Potentially one of the standout moments from the weekend came packaged within the slender frame of BETSY – who delivered a goosebump-inducing set of soul-informed synth-pop in the basement venue of Undertone on the Young Promoters Network stage. Her rich voice – its sheer power enhanced both by her band and by the relatively small size of the venue – reverberates around the four walls of the room, entrancing everyone in its wake. Not only did the venue barely manage to contain her voice and her sound but it barely contained her, with her impressively tall high-heels making the proximity from the ceiling to her head even smaller.
It was one of those moments where I genuinely felt I was in the presence of something special. It’s astonishing to think that she hasn’t played many gigs before, as her performance demonstrated an artist that possesses the full package. As well as the talent that is obvious to see, she has arguably everything else – the charisma, the stage presence, the presentation, the highly readable (and highly marketable) back story, and a sound that is accessible to audiences of all ages or musical preference. Potential for success is rendered useless without the factors of timing and opportunity being involved. But both factors are equally irrelevant without the talent to justify it, and BETSY certainly has what it takes to potentially be a big name in the coming months.
It is simultaneously one of the best and worst elements of Swn that artists I rate highly on my list to see end up clashing on the day, which is why once I manage to slither my skinny frame out of Undertone, I only manage to make it to The Moon Club just in time to catch the tail-end of London noise-pop quartet Chorusgirl. But even just the three songs I catch by them – one crisp indie-pop hook after the after – are catchy enough to leave an impression.

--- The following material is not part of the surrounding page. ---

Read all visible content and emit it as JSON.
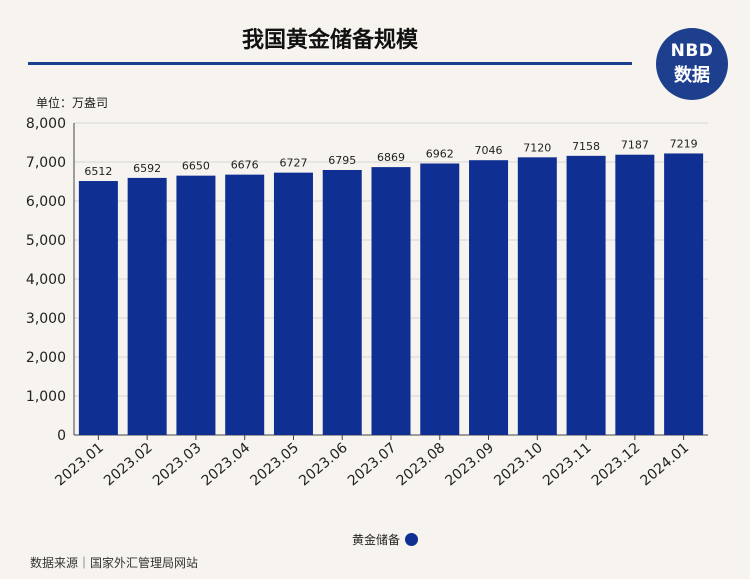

Fleur De Lys - Swn Festival. Photo provided by BBC Cymru Wales (Photographer: Simon Ayre)
Now just about fully fuelled from my annual Swn musical fix, I mark the end of my coverage of the weekend with a trip back to O’Neills for Dutch exports Amber Arcades – both band and the solo moniker of Annelotte de Graaf. Having played the opening night of Swn last year, she returns in a more favourable final-day headline slot. Opening with the slick garage-pop hooks of Right Now, she puts in a performance that is assured and animated in equal measure. Each song brims with ambition and aero-bound melodies. She even has the audacity to throw in a cover of Nick Drake‘s 1972 track Which Will – the fragility of the track suited to her shimmering electro-inspired power-pop spin.
One safe guarantee of Swn is that whichever artists tweaks my curiosity on the day and wherever my musical exploration takes me, without fail I will always end up at the now-notorious Swn after-party in Clwb Ifor Bach – staying up until dusk, singly (badly) in a group rendition of Queen’s Bohemian Rhapsody and pretending I’m still a young-at-heart student until the impending hangover the following day reminds me otherwise.
Another staple of Swn is that in such a vast sonic oasis of new music, I will end up discovering great new bands, adding new favourite tracks to my playlist, meeting fellow music-enthusiasts and making great memories that outlast any Jagerbomb-fuelled hangover. Swn Festival has been providing exactly that to many individuals like myself for ten glorious years, and hopefully there’s plenty more to be had.